Featured News 2012 Yelling at Your Kids: A Case of Abuse?

Yelling at Your Kids: A Case of Abuse?

We've all seen it, and maybe even done it ourselves. Yelling at your children in a public place can often draw unwanted attention your way, but is it abusive? Parents have a right to raise their children whatever way seems fit to them, so finding the line to draw at which point outside forces have to intervene may be difficult. While it may not be illegal to yell at children in a public place, it may not be the most effective way to parent and it may even lead to the discovery of physically abusive tendencies.

While different forms of spanking are considered abusive in some cases, yelling is a non-physical way of expressive anger or frustration. Children need a special kind of care in order to function properly. They are at a sensitive state in their life when proper correction as well as love is necessary. It would be helpful to consider whether or not yelling is ever a form of abuse.

Take, for example, the recent phenomenon of nursing home abuse. The elderly need a special kind of care, which means that verbal threatening and yelling can cause emotional damage that is just as harmful as physical damage. If it is illegal in some cases to yell at the elderly, could it also be illegal to yell at children? This is where the definition of "abuse" would be helpful. Abuse is defined as physical, sexual or emotional mistreatment of an individual.

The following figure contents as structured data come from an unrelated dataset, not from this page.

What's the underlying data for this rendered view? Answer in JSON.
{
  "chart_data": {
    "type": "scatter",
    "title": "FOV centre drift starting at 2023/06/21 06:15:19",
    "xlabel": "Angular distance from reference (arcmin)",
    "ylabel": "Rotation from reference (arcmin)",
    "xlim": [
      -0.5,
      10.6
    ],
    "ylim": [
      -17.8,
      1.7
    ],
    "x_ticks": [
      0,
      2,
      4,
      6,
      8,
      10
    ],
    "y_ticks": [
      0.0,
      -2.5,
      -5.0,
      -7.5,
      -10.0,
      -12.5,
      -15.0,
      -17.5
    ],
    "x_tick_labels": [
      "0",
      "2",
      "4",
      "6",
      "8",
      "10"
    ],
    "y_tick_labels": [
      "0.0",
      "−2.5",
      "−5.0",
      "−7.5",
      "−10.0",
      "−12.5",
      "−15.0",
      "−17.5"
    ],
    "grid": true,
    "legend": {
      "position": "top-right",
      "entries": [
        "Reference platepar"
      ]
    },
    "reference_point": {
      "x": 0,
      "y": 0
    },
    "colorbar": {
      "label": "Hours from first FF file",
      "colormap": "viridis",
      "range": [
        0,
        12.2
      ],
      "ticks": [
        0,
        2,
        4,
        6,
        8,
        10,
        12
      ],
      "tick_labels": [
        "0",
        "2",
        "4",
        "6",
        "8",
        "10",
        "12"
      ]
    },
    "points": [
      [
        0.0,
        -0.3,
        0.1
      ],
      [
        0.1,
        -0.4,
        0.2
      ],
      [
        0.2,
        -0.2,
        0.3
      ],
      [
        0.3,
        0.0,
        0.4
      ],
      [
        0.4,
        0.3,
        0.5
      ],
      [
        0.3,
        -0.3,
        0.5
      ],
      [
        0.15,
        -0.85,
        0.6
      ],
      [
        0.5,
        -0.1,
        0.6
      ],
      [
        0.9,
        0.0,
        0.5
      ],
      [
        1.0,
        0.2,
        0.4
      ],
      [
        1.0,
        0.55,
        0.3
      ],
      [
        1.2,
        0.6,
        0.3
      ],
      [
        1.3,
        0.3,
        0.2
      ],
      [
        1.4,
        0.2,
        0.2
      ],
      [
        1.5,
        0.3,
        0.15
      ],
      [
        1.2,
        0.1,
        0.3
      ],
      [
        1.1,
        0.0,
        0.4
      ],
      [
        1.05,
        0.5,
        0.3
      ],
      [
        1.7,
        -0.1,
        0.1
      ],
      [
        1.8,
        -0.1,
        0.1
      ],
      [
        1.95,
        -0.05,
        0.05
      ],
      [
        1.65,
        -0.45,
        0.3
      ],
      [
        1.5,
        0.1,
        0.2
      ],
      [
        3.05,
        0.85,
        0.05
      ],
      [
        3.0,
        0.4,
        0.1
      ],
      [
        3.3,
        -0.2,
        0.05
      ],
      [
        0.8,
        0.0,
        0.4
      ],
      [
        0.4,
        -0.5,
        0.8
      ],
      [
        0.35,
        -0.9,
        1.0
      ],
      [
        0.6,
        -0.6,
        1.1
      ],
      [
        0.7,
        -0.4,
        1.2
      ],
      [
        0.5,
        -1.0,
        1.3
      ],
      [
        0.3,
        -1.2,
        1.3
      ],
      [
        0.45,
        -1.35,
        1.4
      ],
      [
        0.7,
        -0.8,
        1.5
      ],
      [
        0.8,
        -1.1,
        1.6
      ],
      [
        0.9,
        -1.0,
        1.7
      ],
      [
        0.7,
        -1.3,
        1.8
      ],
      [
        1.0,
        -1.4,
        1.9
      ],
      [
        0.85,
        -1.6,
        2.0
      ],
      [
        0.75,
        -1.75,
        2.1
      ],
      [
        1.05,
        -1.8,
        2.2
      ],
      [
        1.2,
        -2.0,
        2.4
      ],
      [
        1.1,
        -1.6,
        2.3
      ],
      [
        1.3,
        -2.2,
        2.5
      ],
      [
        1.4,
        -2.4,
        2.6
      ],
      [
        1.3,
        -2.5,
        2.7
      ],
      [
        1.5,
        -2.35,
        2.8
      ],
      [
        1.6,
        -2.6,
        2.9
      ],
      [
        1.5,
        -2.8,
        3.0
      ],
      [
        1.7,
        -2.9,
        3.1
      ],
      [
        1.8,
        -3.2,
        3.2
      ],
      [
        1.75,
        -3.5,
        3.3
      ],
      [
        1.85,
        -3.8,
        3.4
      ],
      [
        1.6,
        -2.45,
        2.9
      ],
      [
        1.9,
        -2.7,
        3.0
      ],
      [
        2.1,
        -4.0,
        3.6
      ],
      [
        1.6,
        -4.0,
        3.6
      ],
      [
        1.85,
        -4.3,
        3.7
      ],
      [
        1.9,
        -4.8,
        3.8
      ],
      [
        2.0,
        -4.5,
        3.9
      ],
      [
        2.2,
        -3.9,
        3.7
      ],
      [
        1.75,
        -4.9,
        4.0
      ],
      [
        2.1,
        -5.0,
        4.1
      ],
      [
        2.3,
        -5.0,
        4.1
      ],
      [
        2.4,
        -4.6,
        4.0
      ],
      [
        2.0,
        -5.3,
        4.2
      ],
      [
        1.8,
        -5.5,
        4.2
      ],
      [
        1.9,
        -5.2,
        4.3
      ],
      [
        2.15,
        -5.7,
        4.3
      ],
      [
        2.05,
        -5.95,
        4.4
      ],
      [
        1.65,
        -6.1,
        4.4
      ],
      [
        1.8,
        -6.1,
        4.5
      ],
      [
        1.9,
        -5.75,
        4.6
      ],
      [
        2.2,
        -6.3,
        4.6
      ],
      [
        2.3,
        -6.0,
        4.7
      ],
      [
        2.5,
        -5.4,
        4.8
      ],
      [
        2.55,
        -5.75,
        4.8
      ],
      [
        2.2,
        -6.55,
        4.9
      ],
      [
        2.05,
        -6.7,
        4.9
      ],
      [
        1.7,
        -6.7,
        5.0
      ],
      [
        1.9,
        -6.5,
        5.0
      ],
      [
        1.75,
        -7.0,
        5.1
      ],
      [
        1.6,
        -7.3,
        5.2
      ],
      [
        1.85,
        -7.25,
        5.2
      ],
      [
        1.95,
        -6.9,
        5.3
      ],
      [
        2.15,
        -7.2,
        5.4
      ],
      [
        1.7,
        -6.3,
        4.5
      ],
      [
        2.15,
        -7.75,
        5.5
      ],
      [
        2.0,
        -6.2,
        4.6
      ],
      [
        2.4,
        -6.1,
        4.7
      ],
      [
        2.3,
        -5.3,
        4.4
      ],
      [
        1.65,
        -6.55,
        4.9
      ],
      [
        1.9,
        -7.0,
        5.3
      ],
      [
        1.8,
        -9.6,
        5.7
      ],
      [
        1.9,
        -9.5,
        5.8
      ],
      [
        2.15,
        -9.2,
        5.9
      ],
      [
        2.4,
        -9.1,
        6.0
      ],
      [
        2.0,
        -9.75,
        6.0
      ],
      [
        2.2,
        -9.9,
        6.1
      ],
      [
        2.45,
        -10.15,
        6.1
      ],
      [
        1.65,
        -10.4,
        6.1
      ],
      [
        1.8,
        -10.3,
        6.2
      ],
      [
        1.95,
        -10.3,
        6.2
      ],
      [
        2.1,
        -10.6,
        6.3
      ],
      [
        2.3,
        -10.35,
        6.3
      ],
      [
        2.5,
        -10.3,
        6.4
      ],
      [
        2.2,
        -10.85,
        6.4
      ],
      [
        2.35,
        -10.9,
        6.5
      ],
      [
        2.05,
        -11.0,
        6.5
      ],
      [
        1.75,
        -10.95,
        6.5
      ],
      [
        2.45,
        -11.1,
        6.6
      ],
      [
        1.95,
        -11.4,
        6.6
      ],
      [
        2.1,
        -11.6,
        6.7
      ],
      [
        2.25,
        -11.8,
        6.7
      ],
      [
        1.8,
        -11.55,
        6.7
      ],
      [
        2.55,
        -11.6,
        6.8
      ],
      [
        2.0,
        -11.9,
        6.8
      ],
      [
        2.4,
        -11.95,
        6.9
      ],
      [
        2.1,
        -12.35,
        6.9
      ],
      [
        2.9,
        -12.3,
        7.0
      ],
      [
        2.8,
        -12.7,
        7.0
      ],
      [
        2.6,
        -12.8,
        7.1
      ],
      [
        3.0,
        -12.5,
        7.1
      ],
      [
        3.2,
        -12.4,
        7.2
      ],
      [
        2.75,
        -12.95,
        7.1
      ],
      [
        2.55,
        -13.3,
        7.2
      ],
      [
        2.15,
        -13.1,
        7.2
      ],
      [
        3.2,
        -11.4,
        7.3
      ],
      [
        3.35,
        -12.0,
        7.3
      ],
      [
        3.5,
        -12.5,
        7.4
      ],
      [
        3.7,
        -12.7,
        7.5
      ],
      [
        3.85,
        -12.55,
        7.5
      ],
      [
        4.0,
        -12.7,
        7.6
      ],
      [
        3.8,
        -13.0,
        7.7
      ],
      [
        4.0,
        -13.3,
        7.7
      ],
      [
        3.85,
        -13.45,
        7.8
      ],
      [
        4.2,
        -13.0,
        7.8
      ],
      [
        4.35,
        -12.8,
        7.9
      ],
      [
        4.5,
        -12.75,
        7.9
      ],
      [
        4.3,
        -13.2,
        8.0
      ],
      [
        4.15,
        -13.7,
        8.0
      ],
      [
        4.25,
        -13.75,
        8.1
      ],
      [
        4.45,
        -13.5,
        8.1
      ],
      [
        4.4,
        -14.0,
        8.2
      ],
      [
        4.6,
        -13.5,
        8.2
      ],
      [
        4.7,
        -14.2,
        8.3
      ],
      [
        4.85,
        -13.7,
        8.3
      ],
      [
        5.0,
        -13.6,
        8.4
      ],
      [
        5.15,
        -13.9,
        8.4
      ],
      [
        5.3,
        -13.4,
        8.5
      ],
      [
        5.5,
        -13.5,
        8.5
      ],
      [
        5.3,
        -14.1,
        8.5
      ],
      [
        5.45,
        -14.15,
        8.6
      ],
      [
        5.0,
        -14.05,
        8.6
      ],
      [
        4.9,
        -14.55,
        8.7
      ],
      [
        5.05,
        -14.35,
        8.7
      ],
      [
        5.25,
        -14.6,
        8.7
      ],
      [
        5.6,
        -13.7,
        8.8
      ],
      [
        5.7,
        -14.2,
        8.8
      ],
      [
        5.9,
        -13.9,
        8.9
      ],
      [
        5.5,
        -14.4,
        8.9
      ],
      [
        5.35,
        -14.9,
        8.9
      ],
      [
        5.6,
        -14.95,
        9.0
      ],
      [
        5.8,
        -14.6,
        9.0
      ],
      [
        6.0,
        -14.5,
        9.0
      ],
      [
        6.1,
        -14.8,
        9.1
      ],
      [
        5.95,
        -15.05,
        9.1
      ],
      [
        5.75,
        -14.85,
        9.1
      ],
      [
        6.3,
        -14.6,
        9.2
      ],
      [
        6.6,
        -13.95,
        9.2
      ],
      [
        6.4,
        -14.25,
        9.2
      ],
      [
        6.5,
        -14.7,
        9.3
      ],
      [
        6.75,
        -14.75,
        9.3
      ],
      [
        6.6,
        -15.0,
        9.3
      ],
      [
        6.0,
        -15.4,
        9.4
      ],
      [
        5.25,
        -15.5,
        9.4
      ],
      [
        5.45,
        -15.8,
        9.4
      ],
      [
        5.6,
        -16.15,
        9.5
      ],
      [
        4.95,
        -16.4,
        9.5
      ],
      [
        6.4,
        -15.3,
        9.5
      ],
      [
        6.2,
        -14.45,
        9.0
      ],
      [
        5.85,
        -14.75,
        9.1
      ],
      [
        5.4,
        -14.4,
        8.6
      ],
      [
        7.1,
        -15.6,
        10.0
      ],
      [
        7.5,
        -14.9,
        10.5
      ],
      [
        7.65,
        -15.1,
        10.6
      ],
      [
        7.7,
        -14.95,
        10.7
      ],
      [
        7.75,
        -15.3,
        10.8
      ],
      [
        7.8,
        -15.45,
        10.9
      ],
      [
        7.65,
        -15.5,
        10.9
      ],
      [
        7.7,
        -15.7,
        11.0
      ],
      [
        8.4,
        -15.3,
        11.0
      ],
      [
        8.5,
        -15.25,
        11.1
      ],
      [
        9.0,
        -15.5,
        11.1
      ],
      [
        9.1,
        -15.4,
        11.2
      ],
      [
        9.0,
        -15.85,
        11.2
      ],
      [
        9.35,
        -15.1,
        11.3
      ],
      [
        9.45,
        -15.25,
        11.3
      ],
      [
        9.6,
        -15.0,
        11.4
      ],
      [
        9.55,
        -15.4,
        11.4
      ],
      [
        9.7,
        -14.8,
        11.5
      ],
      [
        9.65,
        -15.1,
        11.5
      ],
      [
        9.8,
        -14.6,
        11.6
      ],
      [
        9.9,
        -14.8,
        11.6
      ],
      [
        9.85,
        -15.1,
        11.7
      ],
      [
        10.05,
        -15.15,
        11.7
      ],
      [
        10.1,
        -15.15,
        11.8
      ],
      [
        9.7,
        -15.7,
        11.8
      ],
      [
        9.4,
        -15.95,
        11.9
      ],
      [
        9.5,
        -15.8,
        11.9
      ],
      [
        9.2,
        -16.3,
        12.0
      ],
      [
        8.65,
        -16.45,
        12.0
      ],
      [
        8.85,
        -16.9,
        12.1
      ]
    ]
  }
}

If abuse can be characterized as psychological and emotional, then it is technically possible for yelling to be a form of abuse. While it can be considered abuse, it is the most difficult form to detect and find. Those who notice excessive ridicule, degradation and yelling by a parent to their child may be justified in bringing this concern up to an outside authority.

Parents often become frustrated with their children, and how they choose to deal with it will tell a lot about the family dynamic. While a handful of yelling incidents may not justify abuse, patterns of emotional ridicule that take on the form of yelling may be signs of a deeper issue. In extreme cases, children can even be taken away from their parents. The question in cases like this is what would be in the child's best interest.

If you notice a pattern of yelling and emotional harm being inflicted on a child by their guardian then it may be wise for you to contact an authority on the issue. Remember, while yelling may not be illegal in and of itself, it may present evidence of further abusive tendencies. A family law attorney can advise on these issues as well as litigate to determine what the best interest of the child actually is.